My general thoughts here:

• The first ~half of the conjectures, up to and including "Is 65537 the largest Fermat prime", I very strongly expect to be true. Any of them being false would be a big shock, likely resulting in a fundamental change in my (and undoubtedly many others') outlook to number theory.

  • I guess it is conceivable that "by chance" there is a further Fermat prime, for example, but standard heuristics and numerical calculations suggest this to be extremely improbable.

  • (I'm less sure of the Agoh-Giuga conjecture, I don't know much about that)

  • Note that Schinzel's Hypothesis H would imply all of those other conjectures, with the exception of the ones on Fermat numbers and Agoh-Giuga (and the Levy conjecture only "morally", I guess). Many of the conjectures stand and fall together

• I do not know much about Busy Beaver numbers. I do expect BB(5) = 47176870. I really do not know what to expect of the decidability of BB(20). I do not know about BB(6) either. As far as I am concerned, those could resolve either way.

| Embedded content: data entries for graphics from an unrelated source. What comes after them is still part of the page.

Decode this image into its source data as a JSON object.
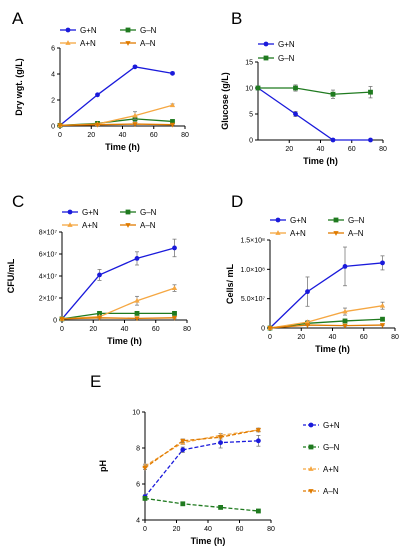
{
  "colors": {
    "G+N": "#1a1adb",
    "G-N": "#1f7a1f",
    "A+N": "#f5a742",
    "A-N": "#e07b00",
    "axis": "#000000",
    "errorbar": "#7a7a7a"
  },
  "chart_data": [
    {
      "panel": "A",
      "type": "line",
      "xlabel": "Time (h)",
      "ylabel": "Dry wgt. (g/L)",
      "xlim": [
        0,
        80
      ],
      "ylim": [
        0,
        6
      ],
      "xticks": [
        0,
        20,
        40,
        60,
        80
      ],
      "yticks": [
        0,
        2,
        4,
        6
      ],
      "ytick_labels": [
        "0",
        "2",
        "4",
        "6"
      ],
      "legend_position": "top-left",
      "legend_columns": 2,
      "series": [
        {
          "name": "G+N",
          "color_key": "G+N",
          "marker": "circle",
          "dashed": false,
          "x": [
            0,
            24,
            48,
            72
          ],
          "y": [
            0.05,
            2.4,
            4.55,
            4.05
          ],
          "err": [
            0,
            0.1,
            0.05,
            0.1
          ]
        },
        {
          "name": "G–N",
          "color_key": "G-N",
          "marker": "square",
          "dashed": false,
          "x": [
            0,
            24,
            48,
            72
          ],
          "y": [
            0.05,
            0.2,
            0.55,
            0.35
          ],
          "err": [
            0,
            0.05,
            0.2,
            0.1
          ]
        },
        {
          "name": "A+N",
          "color_key": "A+N",
          "marker": "triangle-up",
          "dashed": false,
          "x": [
            0,
            24,
            48,
            72
          ],
          "y": [
            0.05,
            0.15,
            0.8,
            1.6
          ],
          "err": [
            0,
            0.05,
            0.3,
            0.1
          ]
        },
        {
          "name": "A–N",
          "color_key": "A-N",
          "marker": "triangle-down",
          "dashed": false,
          "x": [
            0,
            24,
            48,
            72
          ],
          "y": [
            0.05,
            0.1,
            0.15,
            0.1
          ],
          "err": [
            0,
            0.02,
            0.05,
            0.02
          ]
        }
      ]
    },
    {
      "panel": "B",
      "type": "line",
      "xlabel": "Time (h)",
      "ylabel": "Glucose (g/L)",
      "xlim": [
        0,
        80
      ],
      "ylim": [
        0,
        15
      ],
      "xticks": [
        20,
        40,
        60,
        80
      ],
      "yticks": [
        0,
        5,
        10,
        15
      ],
      "ytick_labels": [
        "0",
        "5",
        "10",
        "15"
      ],
      "legend_position": "top-left",
      "legend_columns": 1,
      "series": [
        {
          "name": "G+N",
          "color_key": "G+N",
          "marker": "circle",
          "dashed": false,
          "x": [
            0,
            24,
            48,
            72
          ],
          "y": [
            10,
            5,
            0,
            0
          ],
          "err": [
            0,
            0.5,
            0,
            0
          ]
        },
        {
          "name": "G–N",
          "color_key": "G-N",
          "marker": "square",
          "dashed": false,
          "x": [
            0,
            24,
            48,
            72
          ],
          "y": [
            10,
            10,
            8.8,
            9.2
          ],
          "err": [
            0,
            0.6,
            0.8,
            1.1
          ]
        }
      ]
    },
    {
      "panel": "C",
      "type": "line",
      "xlabel": "Time (h)",
      "ylabel": "CFU/mL",
      "xlim": [
        0,
        80
      ],
      "ylim": [
        0,
        80000000
      ],
      "xticks": [
        0,
        20,
        40,
        60,
        80
      ],
      "yticks": [
        0,
        20000000,
        40000000,
        60000000,
        80000000
      ],
      "ytick_labels": [
        "0",
        "2×10⁷",
        "4×10⁷",
        "6×10⁷",
        "8×10⁷"
      ],
      "legend_position": "top-left",
      "legend_columns": 2,
      "series": [
        {
          "name": "G+N",
          "color_key": "G+N",
          "marker": "circle",
          "dashed": false,
          "x": [
            0,
            24,
            48,
            72
          ],
          "y": [
            1000000,
            41000000,
            56000000,
            65500000
          ],
          "err": [
            0,
            5000000,
            6000000,
            8000000
          ]
        },
        {
          "name": "G–N",
          "color_key": "G-N",
          "marker": "square",
          "dashed": false,
          "x": [
            0,
            24,
            48,
            72
          ],
          "y": [
            1000000,
            6000000,
            6000000,
            6000000
          ],
          "err": [
            0,
            1500000,
            1000000,
            1000000
          ]
        },
        {
          "name": "A+N",
          "color_key": "A+N",
          "marker": "triangle-up",
          "dashed": false,
          "x": [
            0,
            24,
            48,
            72
          ],
          "y": [
            1000000,
            3000000,
            17500000,
            29000000
          ],
          "err": [
            0,
            1000000,
            4000000,
            3000000
          ]
        },
        {
          "name": "A–N",
          "color_key": "A-N",
          "marker": "triangle-down",
          "dashed": false,
          "x": [
            0,
            24,
            48,
            72
          ],
          "y": [
            1000000,
            2000000,
            1500000,
            2000000
          ],
          "err": [
            0,
            500000,
            500000,
            500000
          ]
        }
      ]
    },
    {
      "panel": "D",
      "type": "line",
      "xlabel": "Time (h)",
      "ylabel": "Cells/ mL",
      "xlim": [
        0,
        80
      ],
      "ylim": [
        0,
        150000000
      ],
      "xticks": [
        0,
        20,
        40,
        60,
        80
      ],
      "yticks": [
        0,
        50000000,
        100000000,
        150000000
      ],
      "ytick_labels": [
        "0",
        "5.0×10⁷",
        "1.0×10⁸",
        "1.5×10⁸"
      ],
      "legend_position": "top-left",
      "legend_columns": 2,
      "series": [
        {
          "name": "G+N",
          "color_key": "G+N",
          "marker": "circle",
          "dashed": false,
          "x": [
            0,
            24,
            48,
            72
          ],
          "y": [
            0,
            62000000,
            105000000,
            111000000
          ],
          "err": [
            0,
            25000000,
            33000000,
            12000000
          ]
        },
        {
          "name": "G–N",
          "color_key": "G-N",
          "marker": "square",
          "dashed": false,
          "x": [
            0,
            24,
            48,
            72
          ],
          "y": [
            0,
            8000000,
            12000000,
            15000000
          ],
          "err": [
            0,
            3000000,
            3000000,
            3000000
          ]
        },
        {
          "name": "A+N",
          "color_key": "A+N",
          "marker": "triangle-up",
          "dashed": false,
          "x": [
            0,
            24,
            48,
            72
          ],
          "y": [
            0,
            10000000,
            28000000,
            38000000
          ],
          "err": [
            0,
            3000000,
            6000000,
            6000000
          ]
        },
        {
          "name": "A–N",
          "color_key": "A-N",
          "marker": "triangle-down",
          "dashed": false,
          "x": [
            0,
            24,
            48,
            72
          ],
          "y": [
            0,
            5000000,
            4000000,
            5000000
          ],
          "err": [
            0,
            1000000,
            1000000,
            1000000
          ]
        }
      ]
    },
    {
      "panel": "E",
      "type": "line",
      "xlabel": "Time (h)",
      "ylabel": "pH",
      "xlim": [
        0,
        80
      ],
      "ylim": [
        4,
        10
      ],
      "xticks": [
        0,
        20,
        40,
        60,
        80
      ],
      "yticks": [
        4,
        6,
        8,
        10
      ],
      "ytick_labels": [
        "4",
        "6",
        "8",
        "10"
      ],
      "legend_position": "right",
      "legend_columns": 1,
      "series": [
        {
          "name": "G+N",
          "color_key": "G+N",
          "marker": "circle",
          "dashed": true,
          "x": [
            0,
            24,
            48,
            72
          ],
          "y": [
            5.3,
            7.9,
            8.3,
            8.4
          ],
          "err": [
            0.1,
            0.15,
            0.3,
            0.3
          ]
        },
        {
          "name": "G–N",
          "color_key": "G-N",
          "marker": "square",
          "dashed": true,
          "x": [
            0,
            24,
            48,
            72
          ],
          "y": [
            5.2,
            4.9,
            4.7,
            4.5
          ],
          "err": [
            0.05,
            0.05,
            0.05,
            0.05
          ]
        },
        {
          "name": "A+N",
          "color_key": "A+N",
          "marker": "triangle-up",
          "dashed": true,
          "x": [
            0,
            24,
            48,
            72
          ],
          "y": [
            7.0,
            8.3,
            8.7,
            9.0
          ],
          "err": [
            0.1,
            0.1,
            0.1,
            0.1
          ]
        },
        {
          "name": "A–N",
          "color_key": "A-N",
          "marker": "triangle-down",
          "dashed": true,
          "x": [
            0,
            24,
            48,
            72
          ],
          "y": [
            6.9,
            8.4,
            8.6,
            9.0
          ],
          "err": [
            0.1,
            0.1,
            0.1,
            0.1
          ]
        }
      ]
    }
  ]
}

• The Riemann hypothesis falls to the category of "if this is wrong, I have been very fundamentally wrong about something". So does the question of P = NP.

• Having no technical knowledge of the other Millenium problems, I fall back to "these are well-known conjectures that are expected to be true, that means that they are very likely true" and "if I did go and read about them more, I would very likely be as confident about them as I'm about the number theoretic conjectures, so better update now"

• Don't know much about Graph Isomoprhism, but apparently it being NP-complete would collapse the polynomial hierarchy and the exponential time hypothesis would fail. This seems very unlikely.

• Not an expert on abc-conjecture, but seems again likely true on the basis of being a famous conjecture.